Das Eröffnungswochenende

Spielen, denken, hören, tanzen:
Am Eröffnungswochenende gibt es die Zukunftsszenarien des Futuriums für alle Sinne zu entdecken.
Und Menschen jeden Alters. Schon Schüler begeben sich hier auf Zeitreise. Am Samstag blühen die (nur scheinbar) verrückten Ideen.
Das ganze Wochenende über darf getüftelt werden.
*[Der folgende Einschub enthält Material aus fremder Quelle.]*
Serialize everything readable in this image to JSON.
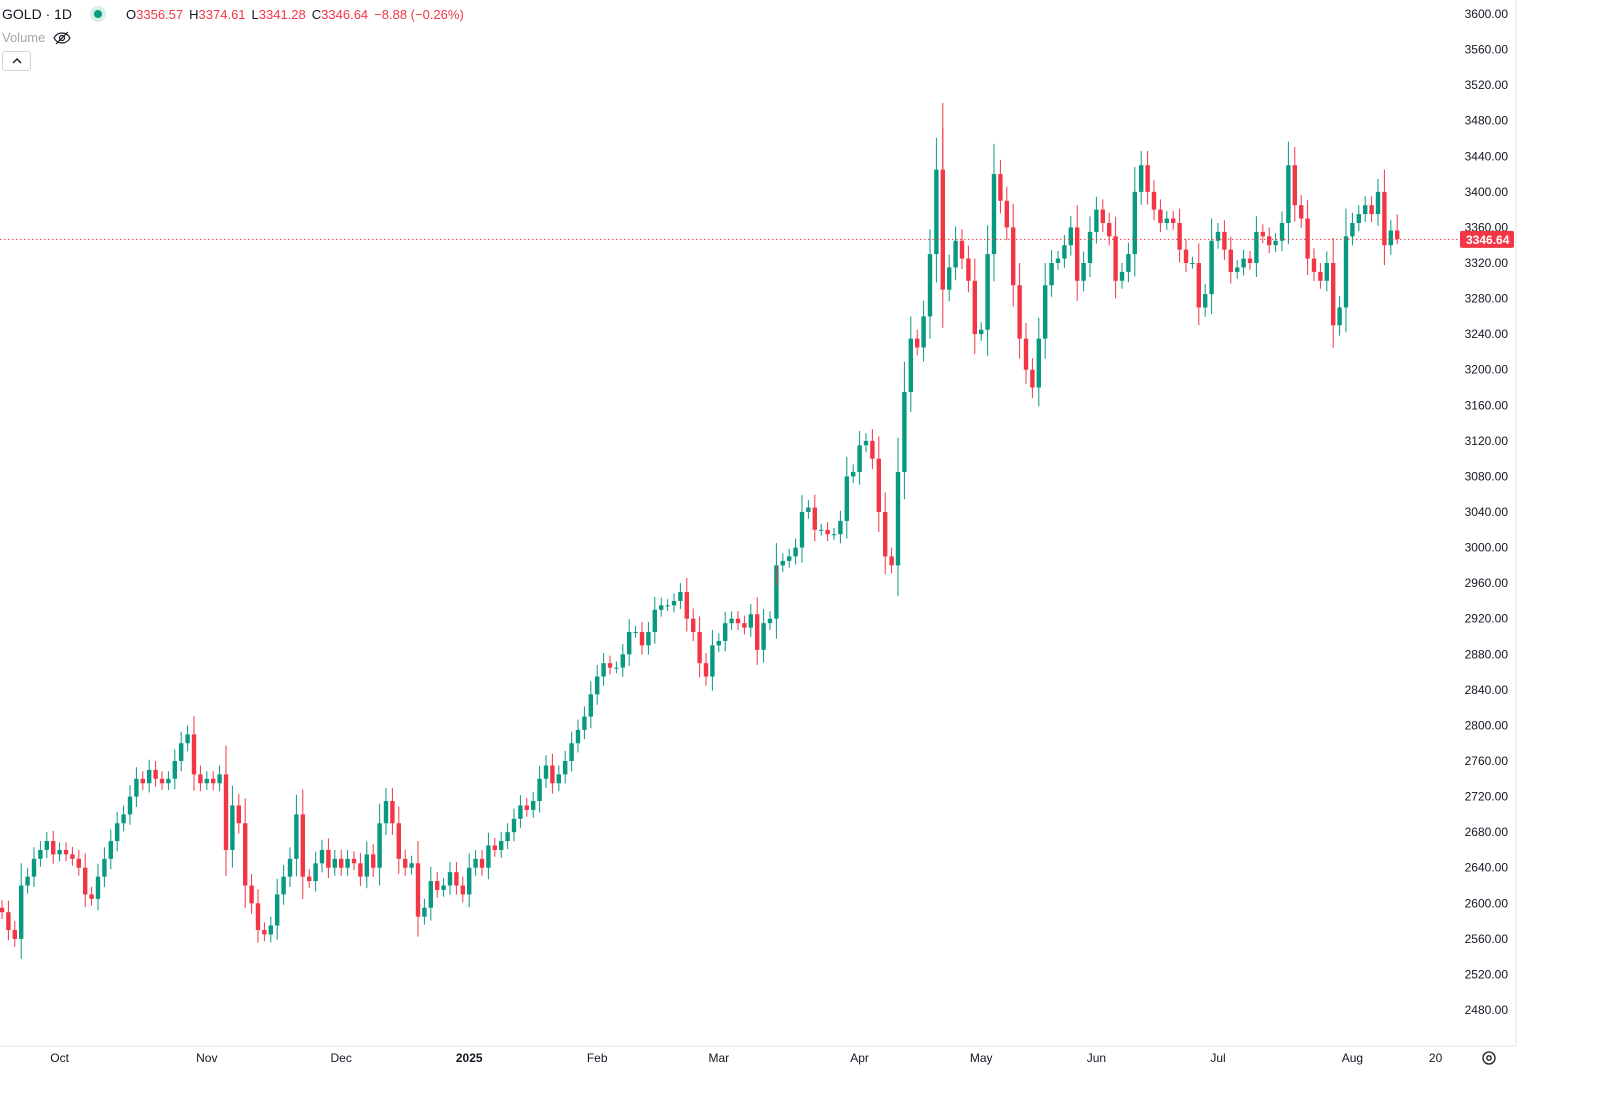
{
  "legend": {
    "symbol": "GOLD · 1D",
    "o_label": "O",
    "o_value": "3356.57",
    "h_label": "H",
    "h_value": "3374.61",
    "l_label": "L",
    "l_value": "3341.28",
    "c_label": "C",
    "c_value": "3346.64",
    "change": "−8.88 (−0.26%)",
    "volume_label": "Volume",
    "volume_icon": "eye-off-icon",
    "collapse_icon": "chevron-up-icon"
  },
  "last_price_label": "3346.64",
  "settings_icon": "gear-icon",
  "colors": {
    "up": "#089981",
    "down": "#f23645",
    "last_price": "#f23645"
  },
  "chart_data": {
    "type": "candlestick",
    "symbol": "GOLD",
    "interval": "1D",
    "ylim": [
      2460,
      3620
    ],
    "y_ticks": [
      "3600.00",
      "3560.00",
      "3520.00",
      "3480.00",
      "3440.00",
      "3400.00",
      "3360.00",
      "3320.00",
      "3280.00",
      "3240.00",
      "3200.00",
      "3160.00",
      "3120.00",
      "3080.00",
      "3040.00",
      "3000.00",
      "2960.00",
      "2920.00",
      "2880.00",
      "2840.00",
      "2800.00",
      "2760.00",
      "2720.00",
      "2680.00",
      "2640.00",
      "2600.00",
      "2560.00",
      "2520.00",
      "2480.00"
    ],
    "x_ticks": [
      {
        "label": "Oct",
        "bar": 9,
        "bold": false
      },
      {
        "label": "Nov",
        "bar": 32,
        "bold": false
      },
      {
        "label": "Dec",
        "bar": 53,
        "bold": false
      },
      {
        "label": "2025",
        "bar": 73,
        "bold": true
      },
      {
        "label": "Feb",
        "bar": 93,
        "bold": false
      },
      {
        "label": "Mar",
        "bar": 112,
        "bold": false
      },
      {
        "label": "Apr",
        "bar": 134,
        "bold": false
      },
      {
        "label": "May",
        "bar": 153,
        "bold": false
      },
      {
        "label": "Jun",
        "bar": 171,
        "bold": false
      },
      {
        "label": "Jul",
        "bar": 190,
        "bold": false
      },
      {
        "label": "Aug",
        "bar": 211,
        "bold": false
      },
      {
        "label": "20",
        "bar": 224,
        "bold": false
      }
    ],
    "last_bar": {
      "open": 3356.57,
      "high": 3374.61,
      "low": 3341.28,
      "close": 3346.64
    },
    "extremes": {
      "high": 3500,
      "low": 2540
    },
    "close": [
      2590,
      2570,
      2560,
      2620,
      2630,
      2650,
      2660,
      2670,
      2655,
      2660,
      2655,
      2650,
      2640,
      2610,
      2605,
      2630,
      2650,
      2670,
      2690,
      2700,
      2720,
      2740,
      2735,
      2750,
      2740,
      2735,
      2740,
      2760,
      2780,
      2790,
      2745,
      2735,
      2740,
      2735,
      2745,
      2660,
      2710,
      2690,
      2620,
      2600,
      2570,
      2565,
      2575,
      2610,
      2630,
      2650,
      2700,
      2630,
      2625,
      2645,
      2660,
      2640,
      2650,
      2640,
      2650,
      2645,
      2630,
      2655,
      2640,
      2690,
      2715,
      2690,
      2650,
      2640,
      2645,
      2585,
      2595,
      2625,
      2615,
      2620,
      2635,
      2620,
      2610,
      2640,
      2650,
      2640,
      2665,
      2660,
      2670,
      2680,
      2695,
      2710,
      2705,
      2715,
      2740,
      2755,
      2735,
      2745,
      2760,
      2780,
      2795,
      2810,
      2835,
      2855,
      2870,
      2865,
      2865,
      2880,
      2905,
      2905,
      2890,
      2905,
      2930,
      2935,
      2935,
      2940,
      2950,
      2920,
      2905,
      2870,
      2855,
      2890,
      2895,
      2915,
      2920,
      2915,
      2910,
      2925,
      2885,
      2915,
      2920,
      2980,
      2985,
      2990,
      3000,
      3040,
      3045,
      3020,
      3020,
      3015,
      3015,
      3030,
      3080,
      3085,
      3115,
      3120,
      3100,
      3040,
      2990,
      2980,
      3085,
      3175,
      3235,
      3225,
      3260,
      3330,
      3425,
      3290,
      3315,
      3345,
      3325,
      3300,
      3240,
      3245,
      3330,
      3420,
      3390,
      3360,
      3295,
      3235,
      3200,
      3180,
      3235,
      3295,
      3320,
      3325,
      3340,
      3360,
      3300,
      3320,
      3355,
      3380,
      3365,
      3350,
      3300,
      3310,
      3330,
      3400,
      3430,
      3400,
      3380,
      3365,
      3370,
      3365,
      3335,
      3320,
      3320,
      3270,
      3285,
      3345,
      3355,
      3335,
      3310,
      3315,
      3325,
      3320,
      3355,
      3350,
      3340,
      3345,
      3365,
      3430,
      3385,
      3370,
      3325,
      3310,
      3300,
      3320,
      3250,
      3270,
      3350,
      3365,
      3375,
      3385,
      3375,
      3400,
      3340,
      3356.57,
      3346.64
    ]
  }
}
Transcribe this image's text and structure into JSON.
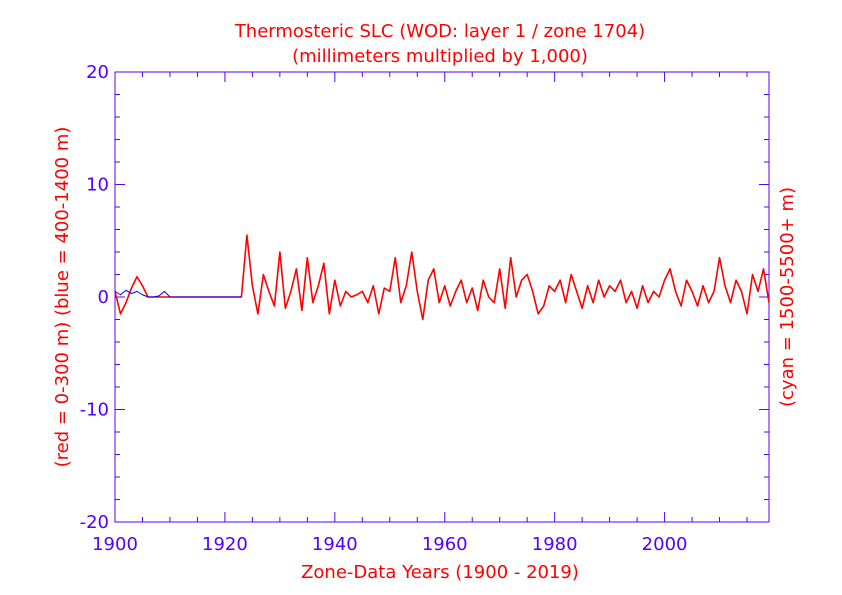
{
  "chart_data": {
    "type": "line",
    "title": "Thermosteric SLC (WOD: layer 1 / zone 1704)",
    "subtitle": "(millimeters multiplied by 1,000)",
    "xlabel": "Zone-Data Years (1900 - 2019)",
    "ylabel_left": "(red = 0-300 m)  (blue = 400-1400 m)",
    "ylabel_right": "(cyan = 1500-5500+ m)",
    "xlim": [
      1900,
      2019
    ],
    "ylim": [
      -20,
      20
    ],
    "xticks": [
      1900,
      1920,
      1940,
      1960,
      1980,
      2000
    ],
    "xtick_labels": [
      "1900",
      "1920",
      "1940",
      "1960",
      "1980",
      "2000"
    ],
    "yticks": [
      -20,
      -10,
      0,
      10,
      20
    ],
    "ytick_labels": [
      "-20",
      "-10",
      "0",
      "10",
      "20"
    ],
    "colors": {
      "red": "#ff0000",
      "blue": "#0000ff",
      "axis": "#5500ff",
      "title": "#ff0000"
    },
    "series": [
      {
        "name": "0-300 m (mean)",
        "color": "#ff0000",
        "x": [
          1900,
          1901,
          1902,
          1903,
          1904,
          1905,
          1906,
          1907,
          1908,
          1909,
          1910,
          1911,
          1912,
          1913,
          1914,
          1915,
          1916,
          1917,
          1918,
          1919,
          1920,
          1921,
          1922,
          1923,
          1924,
          1925,
          1926,
          1927,
          1928,
          1929,
          1930,
          1931,
          1932,
          1933,
          1934,
          1935,
          1936,
          1937,
          1938,
          1939,
          1940,
          1941,
          1942,
          1943,
          1944,
          1945,
          1946,
          1947,
          1948,
          1949,
          1950,
          1951,
          1952,
          1953,
          1954,
          1955,
          1956,
          1957,
          1958,
          1959,
          1960,
          1961,
          1962,
          1963,
          1964,
          1965,
          1966,
          1967,
          1968,
          1969,
          1970,
          1971,
          1972,
          1973,
          1974,
          1975,
          1976,
          1977,
          1978,
          1979,
          1980,
          1981,
          1982,
          1983,
          1984,
          1985,
          1986,
          1987,
          1988,
          1989,
          1990,
          1991,
          1992,
          1993,
          1994,
          1995,
          1996,
          1997,
          1998,
          1999,
          2000,
          2001,
          2002,
          2003,
          2004,
          2005,
          2006,
          2007,
          2008,
          2009,
          2010,
          2011,
          2012,
          2013,
          2014,
          2015,
          2016,
          2017,
          2018,
          2019
        ],
        "y": [
          0.5,
          -1.5,
          -0.5,
          0.8,
          1.8,
          1.0,
          0,
          0,
          0,
          0,
          0,
          0,
          0,
          0,
          0,
          0,
          0,
          0,
          0,
          0,
          0,
          0,
          0,
          0,
          5.5,
          1.0,
          -1.5,
          2.0,
          0.5,
          -0.8,
          4.0,
          -1.0,
          0.5,
          2.5,
          -1.2,
          3.5,
          -0.5,
          1.0,
          3.0,
          -1.5,
          1.5,
          -0.8,
          0.5,
          0,
          0.2,
          0.5,
          -0.5,
          1.0,
          -1.5,
          0.8,
          0.5,
          3.5,
          -0.5,
          1.0,
          4.0,
          0.5,
          -2.0,
          1.5,
          2.5,
          -0.5,
          1.0,
          -0.8,
          0.5,
          1.5,
          -0.5,
          0.8,
          -1.2,
          1.5,
          0,
          -0.5,
          2.5,
          -1.0,
          3.5,
          0,
          1.5,
          2.0,
          0.5,
          -1.5,
          -0.8,
          1.0,
          0.5,
          1.5,
          -0.5,
          2.0,
          0.5,
          -1.0,
          1.0,
          -0.5,
          1.5,
          0,
          1.0,
          0.5,
          1.5,
          -0.5,
          0.5,
          -1.0,
          1.0,
          -0.5,
          0.5,
          0,
          1.5,
          2.5,
          0.5,
          -0.8,
          1.5,
          0.5,
          -0.8,
          1.0,
          -0.5,
          0.5,
          3.5,
          1.0,
          -0.5,
          1.5,
          0.5,
          -1.5,
          2.0,
          0.5,
          2.5,
          -0.5
        ]
      },
      {
        "name": "400-1400 m",
        "color": "#0000ff",
        "x": [
          1900,
          1901,
          1902,
          1903,
          1904,
          1905,
          1906,
          1907,
          1908,
          1909,
          1910,
          1911,
          1912,
          1913,
          1914,
          1915,
          1916,
          1917,
          1918,
          1919,
          1920,
          1921,
          1922,
          1923
        ],
        "y": [
          0.5,
          0.2,
          0.6,
          0.3,
          0.5,
          0.2,
          0,
          0,
          0.1,
          0.5,
          0,
          0,
          0,
          0,
          0,
          0,
          0,
          0,
          0,
          0,
          0,
          0,
          0,
          0
        ]
      }
    ]
  }
}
Die Zukunft? Ein Kinderspiel! Eine Reihe von Angeboten machen das gesamte Wochenende über Zukunftsszenarien im Hier und Jetzt erfahrbar.
Für Schüler gibt es einiges zu spielen und spekulieren: interaktive Audiowalks, Experimente, Stadtexpeditionen mit Rollenspielen oder kreative Zeitreisen.

Futuristische Beats: Von Freitag- bis Sonntagabend legen DJ RB_JUMBO, Arno Cao, Jazzmin und hansi_brise auf.

Der Freitag gehört den Schülern

„Zukunft macht Schule“ heißt es am Freitag, 6. September, im Futurium. Dann dreht sich alles um die Bildungsarbeit des Hauses. Berliner Schulklassen konnten sich für Führungen und Workshops zu den Zukunftsthemen Arbeit, Gesundheit, Ernährung, Städte und Energie anmelden. Die Bildungslounge wendet sich an Erwachsene: Lehrer und Interessierte tauschen sich über Zukunftsthemen und neue Unterrichtskonzepte aus. Sie können die Bildungsangebote des Futuriums kennenlernen und Kurzvorträge zur Zukunft der Schule hören.

Was nützt all das Hightech, wenn der Schlüssel zu einer friedlichen Zukunft in uns selber liegt? Einer der Denkräume des Futuriums.

Visionen verstehen, Denkräume erkunden

Visionen für die Wissenschaft des 21. Jahrhunderts sind am Samstag das Thema im Forum des Futuriums. Es diskutieren Prof. Dr. Sheila Jasanoff (Direktorin des Science, Technology and Society-Programms der Harvard University) und Martin Rees (Königlicher Astronom, vormals Präsident der britischen Akademie der Wissenschaften und Mitgründer des Centre for the Study of Existential Risk an der University of Cambridge).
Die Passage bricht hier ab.